Les autorités dominicaines ont confirmé qu’elles n’autoriseront pas l’entrée de l’homme d’affaires haïtien Dimitri Édouard Vorbe sur leur territoire, malgré une décision judiciaire américaine prévoyant son expulsion vers ce pays. Une situation qui complique l’exécution de la mesure décidée aux États-Unis.
Santo Domingo a tranché.

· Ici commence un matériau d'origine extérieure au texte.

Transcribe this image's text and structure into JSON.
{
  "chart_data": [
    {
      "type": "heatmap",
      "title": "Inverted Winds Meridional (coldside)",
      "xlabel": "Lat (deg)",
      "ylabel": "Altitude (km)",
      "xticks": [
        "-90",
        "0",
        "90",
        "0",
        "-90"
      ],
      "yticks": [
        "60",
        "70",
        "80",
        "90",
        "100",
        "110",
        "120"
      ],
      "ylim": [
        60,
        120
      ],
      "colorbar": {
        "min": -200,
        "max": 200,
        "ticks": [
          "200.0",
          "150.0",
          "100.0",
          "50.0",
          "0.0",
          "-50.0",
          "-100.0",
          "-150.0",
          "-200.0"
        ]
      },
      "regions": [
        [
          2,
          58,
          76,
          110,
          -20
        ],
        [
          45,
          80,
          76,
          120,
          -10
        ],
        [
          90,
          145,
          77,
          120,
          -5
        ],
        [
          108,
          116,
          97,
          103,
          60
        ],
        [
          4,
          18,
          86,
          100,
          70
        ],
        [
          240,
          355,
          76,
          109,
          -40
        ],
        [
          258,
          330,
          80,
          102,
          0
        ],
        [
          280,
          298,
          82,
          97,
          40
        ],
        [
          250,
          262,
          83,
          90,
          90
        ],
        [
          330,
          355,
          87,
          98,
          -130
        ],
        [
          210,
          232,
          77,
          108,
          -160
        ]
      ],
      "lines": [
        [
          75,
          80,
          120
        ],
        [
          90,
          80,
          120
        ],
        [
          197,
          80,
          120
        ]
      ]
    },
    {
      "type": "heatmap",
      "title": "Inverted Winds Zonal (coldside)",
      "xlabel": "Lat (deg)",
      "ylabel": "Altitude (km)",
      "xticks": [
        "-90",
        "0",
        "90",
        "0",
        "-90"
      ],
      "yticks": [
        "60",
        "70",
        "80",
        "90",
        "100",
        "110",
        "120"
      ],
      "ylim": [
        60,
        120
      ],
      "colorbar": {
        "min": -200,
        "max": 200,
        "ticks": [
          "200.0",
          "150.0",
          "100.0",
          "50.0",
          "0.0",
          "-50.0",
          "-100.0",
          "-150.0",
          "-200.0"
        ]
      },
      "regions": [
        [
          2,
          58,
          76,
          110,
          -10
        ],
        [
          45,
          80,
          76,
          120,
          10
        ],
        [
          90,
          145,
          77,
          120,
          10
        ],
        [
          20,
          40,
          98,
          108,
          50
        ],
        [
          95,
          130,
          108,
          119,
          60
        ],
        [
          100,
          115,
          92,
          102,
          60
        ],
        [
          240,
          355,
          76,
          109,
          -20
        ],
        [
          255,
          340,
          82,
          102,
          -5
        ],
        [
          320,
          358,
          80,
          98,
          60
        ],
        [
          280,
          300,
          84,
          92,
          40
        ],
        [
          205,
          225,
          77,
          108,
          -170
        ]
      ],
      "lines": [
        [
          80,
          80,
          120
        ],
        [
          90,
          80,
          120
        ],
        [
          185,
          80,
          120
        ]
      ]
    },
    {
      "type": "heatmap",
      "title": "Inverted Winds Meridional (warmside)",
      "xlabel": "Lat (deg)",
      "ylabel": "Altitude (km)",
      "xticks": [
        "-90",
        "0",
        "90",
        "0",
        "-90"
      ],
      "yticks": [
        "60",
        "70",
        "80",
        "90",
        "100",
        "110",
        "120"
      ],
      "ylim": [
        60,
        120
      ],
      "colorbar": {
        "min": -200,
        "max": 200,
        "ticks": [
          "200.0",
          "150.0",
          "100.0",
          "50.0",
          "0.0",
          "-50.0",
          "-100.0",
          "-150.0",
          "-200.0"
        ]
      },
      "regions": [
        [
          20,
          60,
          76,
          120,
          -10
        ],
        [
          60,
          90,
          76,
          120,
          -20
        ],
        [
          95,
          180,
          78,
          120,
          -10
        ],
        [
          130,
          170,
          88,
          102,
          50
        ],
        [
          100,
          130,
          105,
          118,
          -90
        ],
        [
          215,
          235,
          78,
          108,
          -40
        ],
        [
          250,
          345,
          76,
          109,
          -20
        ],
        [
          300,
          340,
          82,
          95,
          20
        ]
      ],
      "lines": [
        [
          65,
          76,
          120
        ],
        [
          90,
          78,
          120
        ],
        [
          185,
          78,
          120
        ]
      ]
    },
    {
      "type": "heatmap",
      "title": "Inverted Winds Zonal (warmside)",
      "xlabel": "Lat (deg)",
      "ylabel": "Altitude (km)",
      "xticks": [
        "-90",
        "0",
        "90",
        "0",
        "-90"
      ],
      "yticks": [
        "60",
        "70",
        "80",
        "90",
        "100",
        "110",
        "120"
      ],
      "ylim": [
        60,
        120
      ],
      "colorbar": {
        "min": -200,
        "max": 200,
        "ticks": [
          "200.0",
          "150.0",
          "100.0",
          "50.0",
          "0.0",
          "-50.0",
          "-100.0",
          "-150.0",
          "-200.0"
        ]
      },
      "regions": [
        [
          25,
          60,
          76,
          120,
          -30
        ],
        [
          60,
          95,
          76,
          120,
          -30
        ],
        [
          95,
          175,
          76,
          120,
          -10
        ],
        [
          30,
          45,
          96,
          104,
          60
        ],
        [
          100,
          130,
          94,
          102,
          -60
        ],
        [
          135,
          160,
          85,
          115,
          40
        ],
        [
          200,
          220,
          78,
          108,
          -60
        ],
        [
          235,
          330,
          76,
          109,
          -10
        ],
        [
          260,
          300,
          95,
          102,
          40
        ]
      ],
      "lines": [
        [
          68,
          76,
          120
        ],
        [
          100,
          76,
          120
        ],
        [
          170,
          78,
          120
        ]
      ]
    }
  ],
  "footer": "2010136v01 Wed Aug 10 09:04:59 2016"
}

La ministre dominicaine de l’Intérieur et de la Police, Faride Raful, a indiqué que Dimitri Vorbe demeure sous le coup d’une interdiction d’entrée en République dominicaine en vigueur depuis le 13 octobre 2025. Cette décision, selon elle, découle d’informations des services de renseignement et est appliquée par la Direction générale des migrations.
Cette position intervient alors qu’un juge fédéral américain, Darrin Gayles, a validé un accord entre les autorités américaines et l’homme d’affaires, prévoyant son expulsion vers la République dominicaine dans un délai maximal de sept jours, par vol commercial.
Détenu depuis plus de huit mois au centre de rétention de Krome North SPC, à Miami, Dimitri Vorbe avait été arrêté en septembre 2025 par les services de Homeland Security Investigations. Les autorités américaines l’accusent de liens présumés avec des groupes armés opérant en Haïti dans le cadre d’une campagne de violence.
Selon l’accord validé par la justice américaine, l’homme d’affaires doit également renoncer aux poursuites engagées contre le gouvernement des États-Unis dans le cadre de la procédure.
Le refus dominicain soulève désormais une incertitude juridique et diplomatique sur la suite de la procédure d’expulsion, aucun autre pays de destination n’ayant été confirmé à ce stade.
Cette affaire rappelle celle de l’homme d’affaires haïtien Reginald Boulos, également détenu à Miami puis expulsé vers la Colombie après plusieurs mois de rétention.